In June 2022, the Spanish government (along with that of Portugal) introduced a cap on the price of gas that enters the generation of electricity. The measure was taken after a long period of negotiations with the European Commission, since it represented an exception vis-à-vis the internal market, thereby requiring prior agreement within the EU.
The cap is justified on the grounds that, before the reform, gas prices were the main driver of overall electricity prices, even though the commodity represented only 17% of the total electricity supply. This is the result of the “marginalist” nature of European power markets, whereby the last unit that enters the system (by definition the most expensive) determines the final price which is applied to all other sources of energy. It is a fact that the abrupt increase in gas prices recorded since the Spring of 2021 had fuelled an unprecedented process of electricity inflation, even though the cost of the electricity produced by other sources such as solar, wind, hydropower and nuclear, had remained essentially unaltered.
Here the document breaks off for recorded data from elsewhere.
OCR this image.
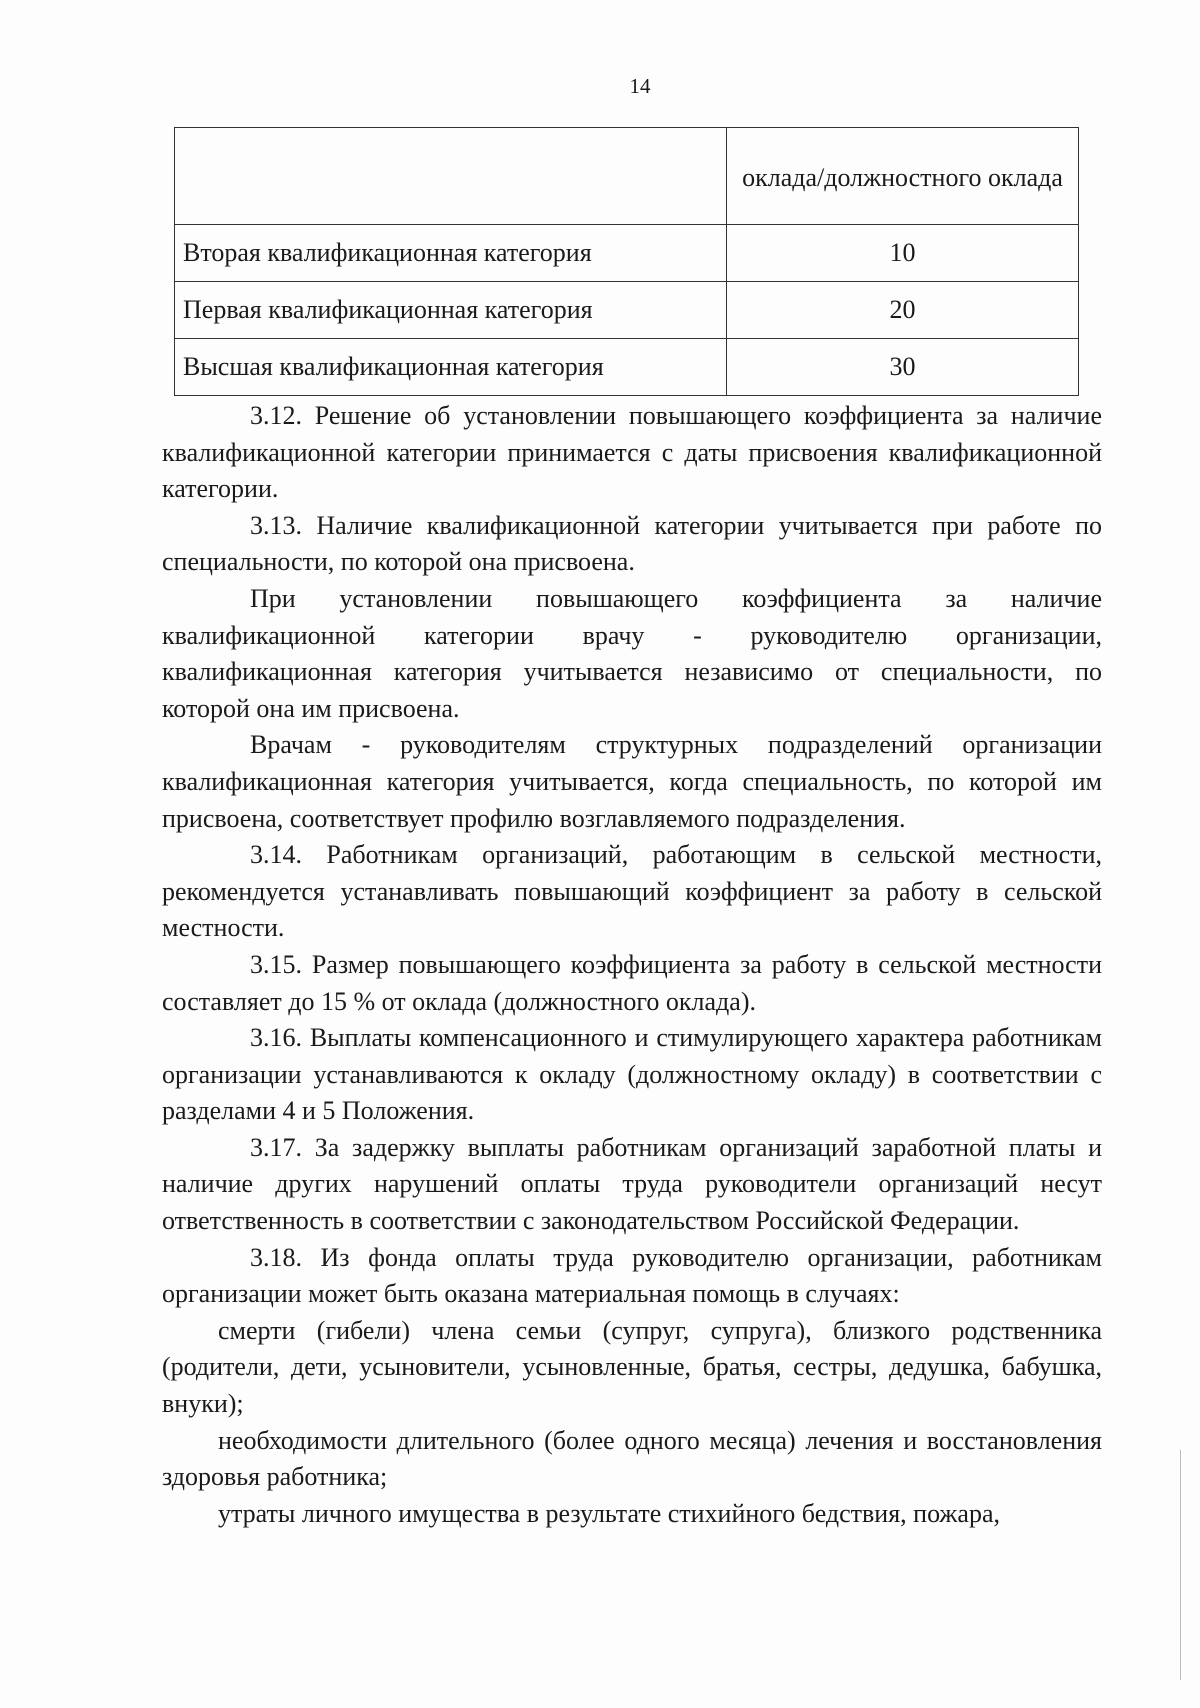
14

	оклада/должностного оклада
Вторая квалификационная категория	10
Первая квалификационная категория	20
Высшая квалификационная категория	30

3.12. Решение об установлении повышающего коэффициента за наличие квалификационной категории принимается с даты присвоения квалификационной категории.

3.13. Наличие квалификационной категории учитывается при работе по специальности, по которой она присвоена.

При установлении повышающего коэффициента за наличие квалификационной категории врачу - руководителю организации, квалификационная категория учитывается независимо от специальности, по которой она им присвоена.

Врачам - руководителям структурных подразделений организации квалификационная категория учитывается, когда специальность, по которой им присвоена, соответствует профилю возглавляемого подразделения.

3.14. Работникам организаций, работающим в сельской местности, рекомендуется устанавливать повышающий коэффициент за работу в сельской местности.

3.15. Размер повышающего коэффициента за работу в сельской местности составляет до 15 % от оклада (должностного оклада).

3.16. Выплаты компенсационного и стимулирующего характера работникам организации устанавливаются к окладу (должностному окладу) в соответствии с разделами 4 и 5 Положения.

3.17. За задержку выплаты работникам организаций заработной платы и наличие других нарушений оплаты труда руководители организаций несут ответственность в соответствии с законодательством Российской Федерации.

3.18. Из фонда оплаты труда руководителю организации, работникам организации может быть оказана материальная помощь в случаях:

смерти (гибели) члена семьи (супруг, супруга), близкого родственника (родители, дети, усыновители, усыновленные, братья, сестры, дедушка, бабушка, внуки);

необходимости длительного (более одного месяца) лечения и восстановления здоровья работника;

утраты личного имущества в результате стихийного бедствия, пожара,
The purpose of the reform has been twofold. First, it aims at limiting the price of gas which is used to generate electricity to 40€ per MWh during the first few months, rising gradually until 70€ by the end of May 2023, which is when the measure is supposed to be phased out. Second, the reform spreads the cost of the difference between the capped price and the market price among Spanish consumers. Some of the electricity produced is exported to France and Portugal, which also entails a cost that has to be borne by the Spanish consumers (this quasi-subsidy borne by Spain was a key condition imposed by the Commission in order to agree on the cap). Despite the double compensation, the measure still implies a major reduction in the cost for consumers. This is so due to the small share of gas in total electricity supply, but also because of the limited volume of energy trade with neighbouring countries.
Altogether, it is estimated that the gas cap has helped reduce the electricity bill for Spanish consumers by between 15% and 25%, depending on the estimates. Obviously, the benefit of the measure varies on a daily basis: the lower of the share of gas used in electricity generation in any given day (which can happen for instance in the event of a windy weather), the greater the discount associated with the cap.
The reform has also contributed to curb headline inflation. The consumer price index was running at double digit rates until the Summer, largely as a result of the impact of gas costs on electricity prices, thereby affecting enterprise profit margins, eroding consumers’ purchasing power and fuelling social discontent. Since then, headline inflation has been cut spectacularly to less than 6%, which is the best result in the EU, largely because of a fall in electricity prices which has been more pronounced than elsewhere in Europe. Another advantage of the price cap is that the compensation mechanism is borne directly by consumers and is thus cheaper to the public purse compared with alternatives interventions. It is also a relatively effective way of reducing windfall profits of energy companies, without having recourse to the tax system.
Despite these important gains, the cap has important limitations. First, it reduces the incentive to reduce energy demand and is moreover untargeted. Second, the cap makes investment in renewable energy less attractive than in a pure marginalist system. Third, such a system makes less sense in countries such as Germany where gas is the predominant source of electricity generation, or in regions which are much more strongly interconnected with the European energy grid than in the case with Spain.
The overall assessment is that the Iberian price cap has helped attenuate inflationary pressures, thus proving useful in cushioning the impact of the energy shock on the economy and society. It is however unclear whether the system can serve as a permanent solution in the event of a persistent shock, unless incentives to energy saving and to investment in a new energy model are somehow incorporated. These additional design features should hopefully be considered as part of the ongoing negotiations regarding the extension of the mechanism.